I don't know this woman, and I don't want to just shit-talk her, but I feel like most of this is just made up.
It all just sounds so so incredibly embellished, starting with the cemetery she conveniently owned that immediately hits as very fanfic-y. Especially once she starts interacting with dying men, the way she talked to them and they talked to her was just weirdly off, I can't describe it. I had a very hard believing any of it.
(maybe this had something to do with the audiobook, which she voices herself. Technically, I feel like she did a fine job, but on the other hand, her tone was kind of condescending and fake-nice. Reminded me vaguely of a pissed-off kindergarten teacher.)
The only parts that I believed were the chapters where she doesn't talk about AIDS at all, and just complains about her scumbag ex-husband and inlaws. I didn't care about that though, because that's not why I bought this book.
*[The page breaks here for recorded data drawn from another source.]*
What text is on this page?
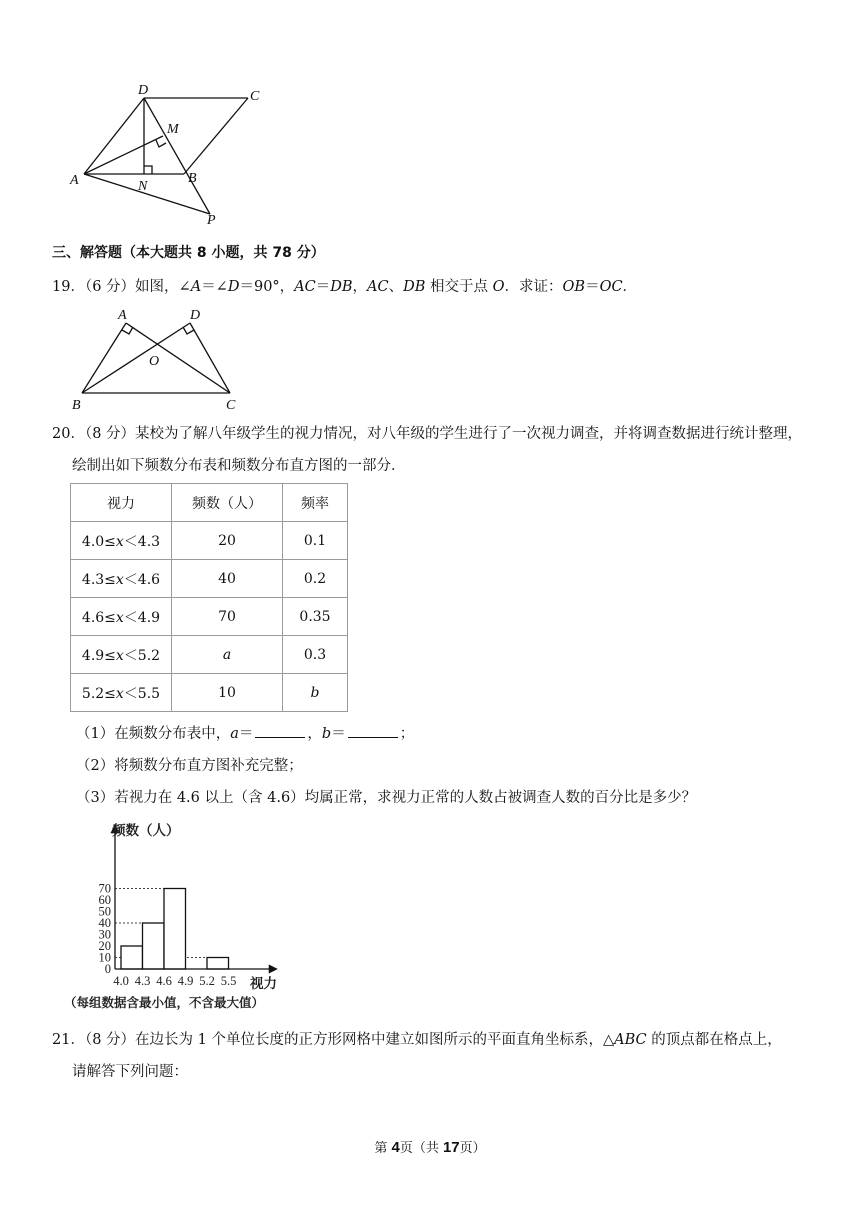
D	C
M
A	N
B
P
三、解答题（本大题共 8 小题，共 78 分）
19．（6 分）如图，∠A＝∠D＝90°，AC＝DB，AC、DB 相交于点 O．求证：OB＝OC．
A	D
O
B	C
20．（8 分）某校为了解八年级学生的视力情况，对八年级的学生进行了一次视力调查，并将调查数据进行统计整理，
绘制出如下频数分布表和频数分布直方图的一部分．
视力	频数（人）	频率
4.0≤x＜4.3	20	0.1
4.3≤x＜4.6	40	0.2
4.6≤x＜4.9	70	0.35
4.9≤x＜5.2	a	0.3
5.2≤x＜5.5	10	b
（1）在频数分布表中，a＝	，b＝	；
（2）将频数分布直方图补充完整；
（3）若视力在 4.6 以上（含 4.6）均属正常，求视力正常的人数占被调查人数的百分比是多少？
0
10
20
30
40
50
60
70
4.0 4.3 4.6 4.9 5.2 5.5
频数（人）
视力
（每组数据含最小值，不含最大值）
21．（8 分）在边长为 1 个单位长度的正方形网格中建立如图所示的平面直角坐标系，△ABC 的顶点都在格点上，
请解答下列问题：
第 4页（共 17页）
Also, Ruth often meanders wildly off topic in a very old-person way, which I was willing to look past because that's what she is, but at a certain point, I just had to skip when she started talking about Hot Springs again. sorry.
I usually wouldn't have bought something revolving around gay men if it's written by a straight woman, so I don't know what possessed me this time, but I regret it.
(and the bit with Bill Clinton was weird. There's this part where she's on the phone and goes: "Bill? Bill who?" and he says "Bill from church, I just wanted to let you know that I'm going to run for office" and she says "That's nice, sweety" or something. Why did they keep that in?)
Apparently, everyone else loves this book? I just don't get it.